The English language expression silver spoon is synonymous with wealth, especially inherited wealth; someone born into a wealthy family is said to have "been born with a silver spoon in his mouth". As an adjective, "silver spoon" describes someone who has a prosperous background or is of a well-to-do family environment, often with the connotation that the person does not appreciate or deserve his or her advantage, its having been inherited rather than earned.

Contents

Historical uses

Before the place setting became popular around 1700, people brought their own spoons to the table, carrying them in the same way that people today carry wallet and keys. In pre-modern times, ownership of a silver spoon was an indication of social class, denoting membership in the land-owning classes. In the Middle Ages, when farmers and craftsmen worked long hours and frequently got dirt under their fingernails, it was important to not be mistaken for a serf or escaped slave. Under these circumstances, a silver spoon served the functional equivalent of passport, driving licence, and credit card. Since most members of the land-owning classes were smallhold farmers and craftsmen, the silver spoon was primarily a lower-middle-class cultural marker.

Silver spoons, because of their weight and number, were often among the most valuable tangible assets of a middle-class household, and therefore, a traditional target for burglars.

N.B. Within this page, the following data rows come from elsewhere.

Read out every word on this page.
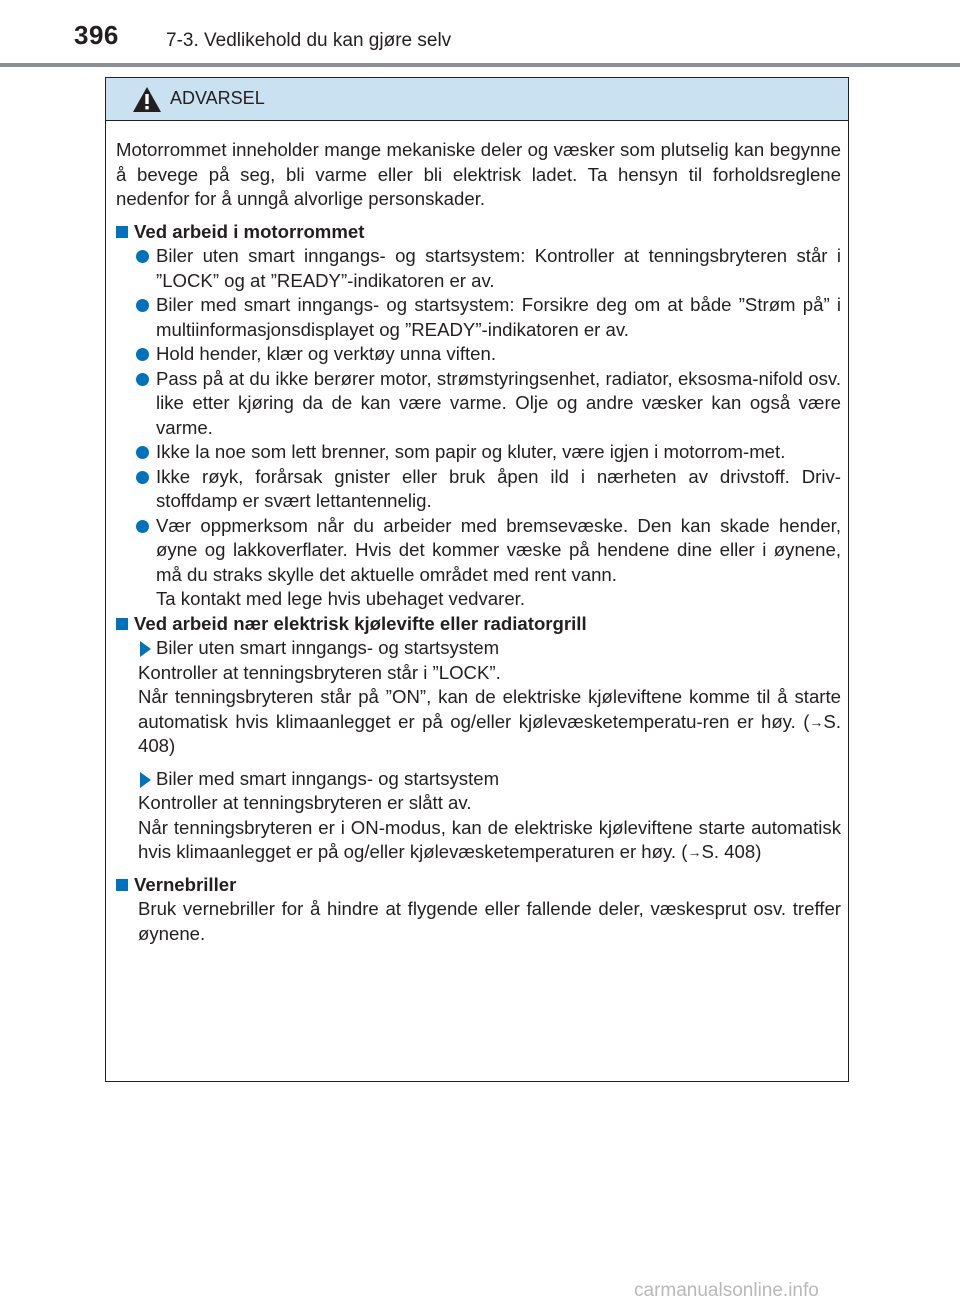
396 7-3. Vedlikehold du kan gjøre selv
ADVARSEL

Motorrommet inneholder mange mekaniske deler og væsker som plutselig kan begynne å bevege på seg, bli varme eller bli elektrisk ladet. Ta hensyn til forholdsreglene nedenfor for å unngå alvorlige personskader.

Ved arbeid i motorrommet

Biler uten smart inngangs- og startsystem: Kontroller at tenningsbryteren står i ”LOCK” og at ”READY”-indikatoren er av.

Biler med smart inngangs- og startsystem: Forsikre deg om at både ”Strøm på” i multiinformasjonsdisplayet og ”READY”-indikatoren er av.

Hold hender, klær og verktøy unna viften.

Pass på at du ikke berører motor, strømstyringsenhet, radiator, eksosma-nifold osv. like etter kjøring da de kan være varme. Olje og andre væsker kan også være varme.

Ikke la noe som lett brenner, som papir og kluter, være igjen i motorrom-met.

Ikke røyk, forårsak gnister eller bruk åpen ild i nærheten av drivstoff. Driv-stoffdamp er svært lettantennelig.

Vær oppmerksom når du arbeider med bremsevæske. Den kan skade hender, øyne og lakkoverflater. Hvis det kommer væske på hendene dine eller i øynene, må du straks skylle det aktuelle området med rent vann.

Ta kontakt med lege hvis ubehaget vedvarer.

Ved arbeid nær elektrisk kjølevifte eller radiatorgrill

Biler uten smart inngangs- og startsystem

Kontroller at tenningsbryteren står i ”LOCK”.
Når tenningsbryteren står på ”ON”, kan de elektriske kjøleviftene komme til å starte automatisk hvis klimaanlegget er på og/eller kjølevæsketemperatu-ren er høy. (→S. 408)

Biler med smart inngangs- og startsystem

Kontroller at tenningsbryteren er slått av.
Når tenningsbryteren er i ON-modus, kan de elektriske kjøleviftene starte automatisk hvis klimaanlegget er på og/eller kjølevæsketemperaturen er høy. (→S. 408)

Vernebriller

Bruk vernebriller for å hindre at flygende eller fallende deler, væskesprut osv. treffer øynene.

carmanualsonline.info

For example, in the feature film Far and Away (1992), the character Shannon plans to pay for her emigration from Ireland to the United States with spoons she stole from her wealthy landowner parents.

Beyond their value and aesthetics, silver utensils self-sanitize: silver has antimicrobial properties, due to the oligodynamic effect.

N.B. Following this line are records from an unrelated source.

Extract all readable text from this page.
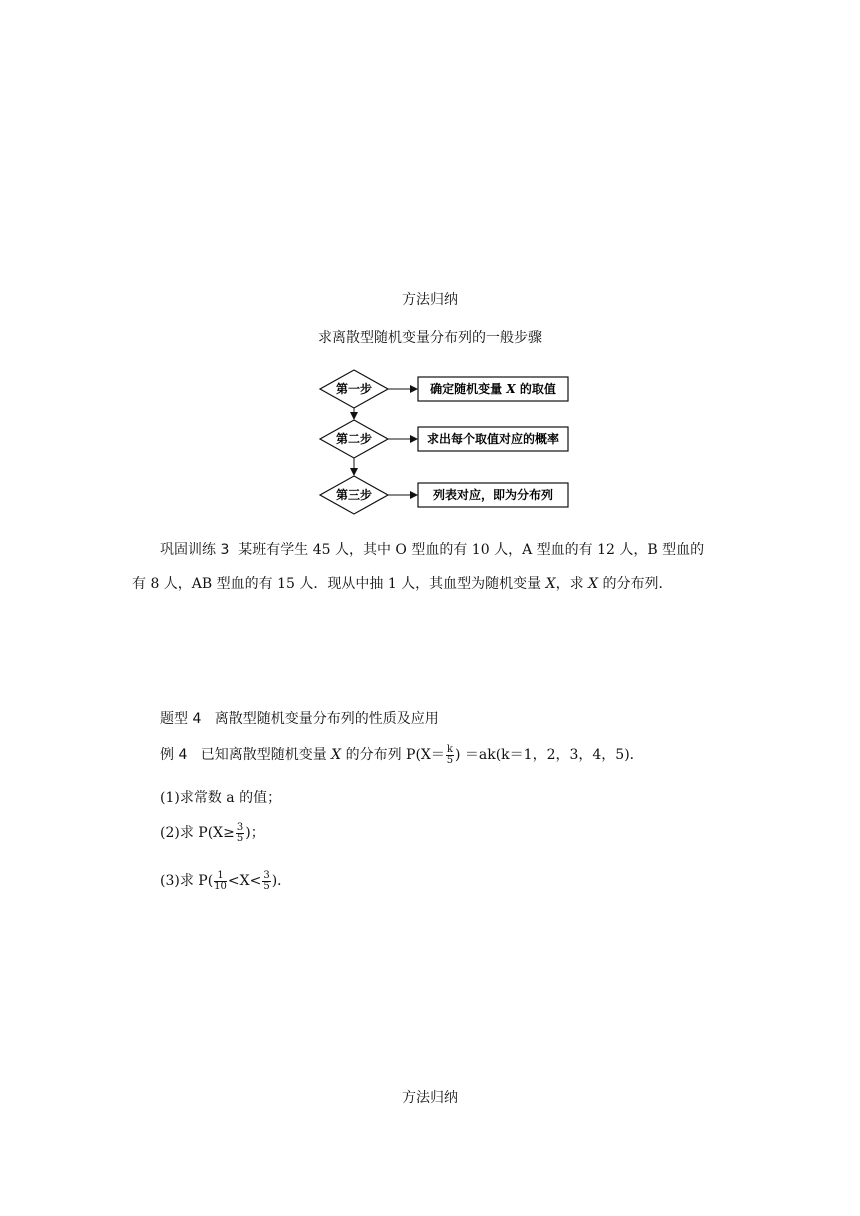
方法归纳
求离散型随机变量分布列的一般步骤
第一步
第二步
第三步
确定随机变量 X 的取值
求出每个取值对应的概率
列表对应，即为分布列
巩固训练 3 某班有学生 45 人，其中 O 型血的有 10 人，A 型血的有 12 人，B 型血的
有 8 人，AB 型血的有 15 人．现从中抽 1 人，其血型为随机变量 X，求 X 的分布列．
题型 4 离散型随机变量分布列的性质及应用
例 4 已知离散型随机变量 X 的分布列 $P(X= \frac{k}{5}$ ) ＝ak(k＝1，2，3，4，5)．
(1)求常数 a 的值；
(2)求 $P(X\ge \frac{3}{5}$ )；
(3)求 $P( \frac{1}{10} <X< \frac{3}{5}$ )．
方法归纳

Silver spoons have also been used to detect poison, particularly in the Korean Joseon Dynasty: due to its reactivity, silver tarnishes on contact with sulfur, thus detecting the presence of arsenic sulfides and warning of arsenic poisoning.

Variants

There are similar expressions in other languages. For example, in Portuguese and Spanish, an expression translated as "born in a gold cradle" is fiduciary to the English, "born with a silver spoon."

The term "gold spoon" is much less commonly used, but finds occasional use, such as the 1840 American Gold Spoon Oration criticizing then-president Martin Van Buren for his supposedly luxurious lifestyle. In some languages, like Swedish and Finnish, the common expression is gold spoon rather than silver spoon, although both can be used.

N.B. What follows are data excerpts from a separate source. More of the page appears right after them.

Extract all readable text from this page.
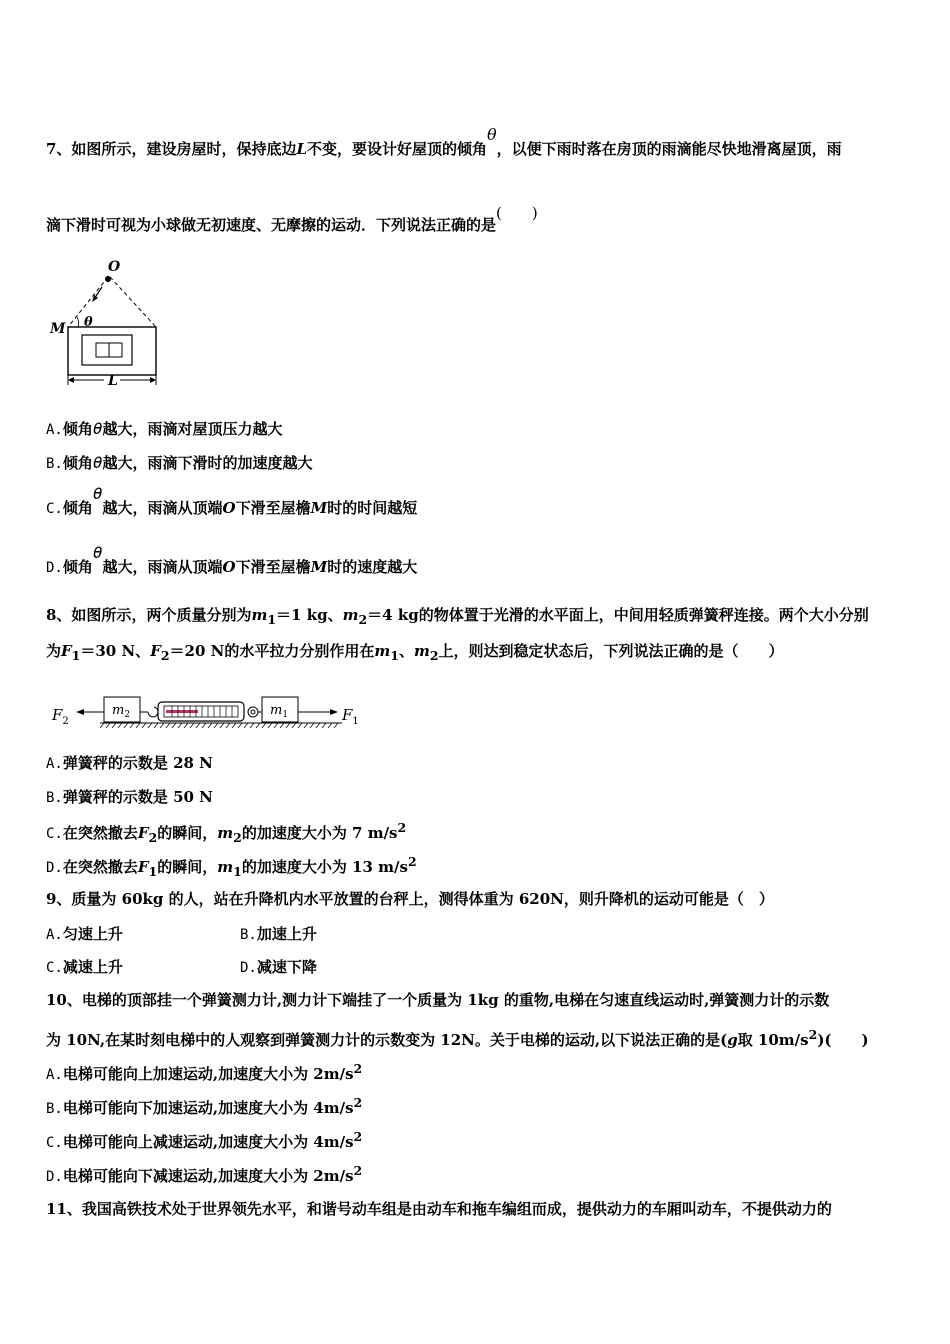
7、如图所示，建设房屋时，保持底边L不变，要设计好屋顶的倾角θ，以便下雨时落在房顶的雨滴能尽快地滑离屋顶，雨
滴下滑时可视为小球做无初速度、无摩擦的运动．下列说法正确的是(　　)
O
M θ
L
A.倾角θ越大，雨滴对屋顶压力越大
B.倾角θ越大，雨滴下滑时的加速度越大
C.倾角θ越大，雨滴从顶端O下滑至屋檐M时的时间越短
D.倾角θ越大，雨滴从顶端O下滑至屋檐M时的速度越大
8、如图所示，两个质量分别为$m_1=1$ kg、$m_2=4$ kg的物体置于光滑的水平面上，中间用轻质弹簧秤连接。两个大小分别
为$F_1=30$ N、$F_2=20$ N的水平拉力分别作用在$m_1$、$m_2$上，则达到稳定状态后，下列说法正确的是（　　）
$F_2$
$m_2$	$m_1$	$F_1$
A.弹簧秤的示数是 28 N
B.弹簧秤的示数是 50 N
C.在突然撤去$F_2$的瞬间，$m_2$的加速度大小为 7 $m/s^2$
D.在突然撤去$F_1$的瞬间，$m_1$的加速度大小为 13 $m/s^2$
9、质量为 60kg 的人，站在升降机内水平放置的台秤上，测得体重为 620N，则升降机的运动可能是（　）
A.匀速上升	B.加速上升
C.减速上升	D.减速下降
10、电梯的顶部挂一个弹簧测力计,测力计下端挂了一个质量为 1kg 的重物,电梯在匀速直线运动时,弹簧测力计的示数
为 10N,在某时刻电梯中的人观察到弹簧测力计的示数变为 12N。关于电梯的运动,以下说法正确的是(g取 $10m/s^2$)(　　)
A.电梯可能向上加速运动,加速度大小为 $2m/s^2$
B.电梯可能向下加速运动,加速度大小为 $4m/s^2$
C.电梯可能向上减速运动,加速度大小为 $4m/s^2$
D.电梯可能向下减速运动,加速度大小为 $2m/s^2$
11、我国高铁技术处于世界领先水平，和谐号动车组是由动车和拖车编组而成，提供动力的车厢叫动车，不提供动力的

"Silver fork novels" are described by English professor Paola Brunetti to her husband Guido, in Donna Leon's fourth Commissario Guido Brunetti novel Death and Judgment aka A Venetian Reckoning (1995), chapter 22, as "books written in the eighteenth century, when all that money pored into England from the colonies, and the fat wives of Yorkshire weavers had to be taught which fork to use."

In Australia the expression "silvertail" is also used, with nearly identical meaning. It has been used in cultural or political situations to describe someone as aristocratic or out of touch with the common people.